Churchill offered Lloyd George a place in his Cabinet but he refused, citing his dislike of Chamberlain. Lloyd George also thought that Britain's chances in the war were dim, and he remarked to his secretary: "I shall wait until Winston is bust". He wrote to the Duke of Bedford in September 1940 advocating a negotiated peace with Germany after the Battle of Britain.
A pessimistic speech by Lloyd George on 7 May 1941 led Churchill to compare him with Philippe Pétain. On 11 June 1942 he made his last-ever speech in the House of Commons, and he cast his last vote in the Commons on 18 February 1943 as one of the 121 MPs (97 Labour) condemning the Government for its failure to back the Beveridge Report. Fittingly, his final vote was in defence of the welfare state which he had helped to create.

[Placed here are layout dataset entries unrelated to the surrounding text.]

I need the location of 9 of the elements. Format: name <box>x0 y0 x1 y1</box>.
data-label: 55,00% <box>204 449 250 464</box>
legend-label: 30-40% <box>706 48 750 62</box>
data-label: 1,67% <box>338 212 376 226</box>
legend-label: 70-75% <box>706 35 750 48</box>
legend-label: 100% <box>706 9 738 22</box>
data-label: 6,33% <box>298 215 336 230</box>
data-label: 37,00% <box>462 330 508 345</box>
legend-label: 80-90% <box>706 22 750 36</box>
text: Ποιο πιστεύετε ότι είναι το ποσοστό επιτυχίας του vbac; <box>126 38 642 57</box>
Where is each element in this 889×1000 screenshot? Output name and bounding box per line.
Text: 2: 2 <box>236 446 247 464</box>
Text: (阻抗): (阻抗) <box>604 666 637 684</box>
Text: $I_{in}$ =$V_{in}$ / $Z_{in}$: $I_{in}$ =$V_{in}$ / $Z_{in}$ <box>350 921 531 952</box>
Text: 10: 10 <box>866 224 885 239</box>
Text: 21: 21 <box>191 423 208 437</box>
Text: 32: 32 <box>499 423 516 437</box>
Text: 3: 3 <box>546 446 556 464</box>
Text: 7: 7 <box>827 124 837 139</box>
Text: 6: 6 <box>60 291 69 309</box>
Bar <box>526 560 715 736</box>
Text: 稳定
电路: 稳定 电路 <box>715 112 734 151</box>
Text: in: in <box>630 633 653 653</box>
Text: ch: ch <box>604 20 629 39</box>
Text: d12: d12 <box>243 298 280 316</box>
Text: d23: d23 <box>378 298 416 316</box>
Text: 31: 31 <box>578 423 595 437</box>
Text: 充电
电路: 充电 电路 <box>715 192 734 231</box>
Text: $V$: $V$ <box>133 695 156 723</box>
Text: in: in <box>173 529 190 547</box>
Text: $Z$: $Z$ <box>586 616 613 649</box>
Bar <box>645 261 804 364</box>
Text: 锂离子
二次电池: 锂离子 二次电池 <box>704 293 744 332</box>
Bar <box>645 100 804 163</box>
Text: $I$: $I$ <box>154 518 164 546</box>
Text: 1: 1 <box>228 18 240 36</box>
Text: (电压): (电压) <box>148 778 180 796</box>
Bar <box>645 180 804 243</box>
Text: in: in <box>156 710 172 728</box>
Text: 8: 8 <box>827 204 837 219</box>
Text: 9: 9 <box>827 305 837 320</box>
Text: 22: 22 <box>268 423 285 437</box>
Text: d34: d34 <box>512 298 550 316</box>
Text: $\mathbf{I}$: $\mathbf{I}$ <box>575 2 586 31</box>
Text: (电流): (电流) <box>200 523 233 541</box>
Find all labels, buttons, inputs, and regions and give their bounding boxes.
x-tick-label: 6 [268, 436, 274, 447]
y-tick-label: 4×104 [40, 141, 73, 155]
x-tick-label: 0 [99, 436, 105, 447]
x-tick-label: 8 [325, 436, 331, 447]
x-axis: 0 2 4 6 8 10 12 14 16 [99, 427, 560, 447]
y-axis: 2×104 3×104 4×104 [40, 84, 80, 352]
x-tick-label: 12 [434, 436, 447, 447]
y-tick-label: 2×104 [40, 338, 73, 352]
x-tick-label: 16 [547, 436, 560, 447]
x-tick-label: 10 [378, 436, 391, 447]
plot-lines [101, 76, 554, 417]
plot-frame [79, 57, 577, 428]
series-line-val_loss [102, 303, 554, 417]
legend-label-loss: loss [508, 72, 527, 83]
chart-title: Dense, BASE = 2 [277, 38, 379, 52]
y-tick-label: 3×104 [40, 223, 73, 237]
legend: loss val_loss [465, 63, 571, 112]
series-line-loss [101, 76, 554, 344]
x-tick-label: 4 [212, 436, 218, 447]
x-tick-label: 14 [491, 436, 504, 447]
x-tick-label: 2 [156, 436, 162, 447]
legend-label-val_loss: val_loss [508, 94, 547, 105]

Increasingly in his late years his characteristic political courage gave way to physical timidity and hypochondria. He continued to attend Castle Street Baptist Chapel in London, and to preside over the national eisteddfod at its Thursday session each summer. At the end, he returned to Wales. In September 1944, he and Frances left Churt for Tŷ Newydd, a farm near his boyhood home in Llanystumdwy. He was now weakening rapidly and his voice failing. He was still an MP but had learned that wartime changes in the constituency meant that Caernarfon Boroughs might go Conservative at the next election. On New Years Day 1945 Lloyd George was raised to the peerage as Earl Lloyd-George of Dwyfor and Viscount Gwynedd, of Dwyfor in the County of Caernarvonshire. Under the rules governing titles within the peerage, Lloyd George's name in his title was hyphenated even though his surname was not.
As it happened, he did not live long enough to take his seat in the House of Lords. He died of cancer on 26 March 1945, aged 82, his wife Frances and his daughter Megan at his bedside. Four days later, on Good Friday, he was buried beside the river Dwyfor in Llanystumdwy.
A great boulder marks his grave; there is no inscription. However a monument designed by the architect Sir Clough Williams-Ellis was subsequently erected around the grave, bearing an englyn (strict-metre stanza) engraved on slate in his memory composed by his nephew Dr William George. Nearby stands the Lloyd George Museum, also designed by Williams-Ellis and opened in 1963.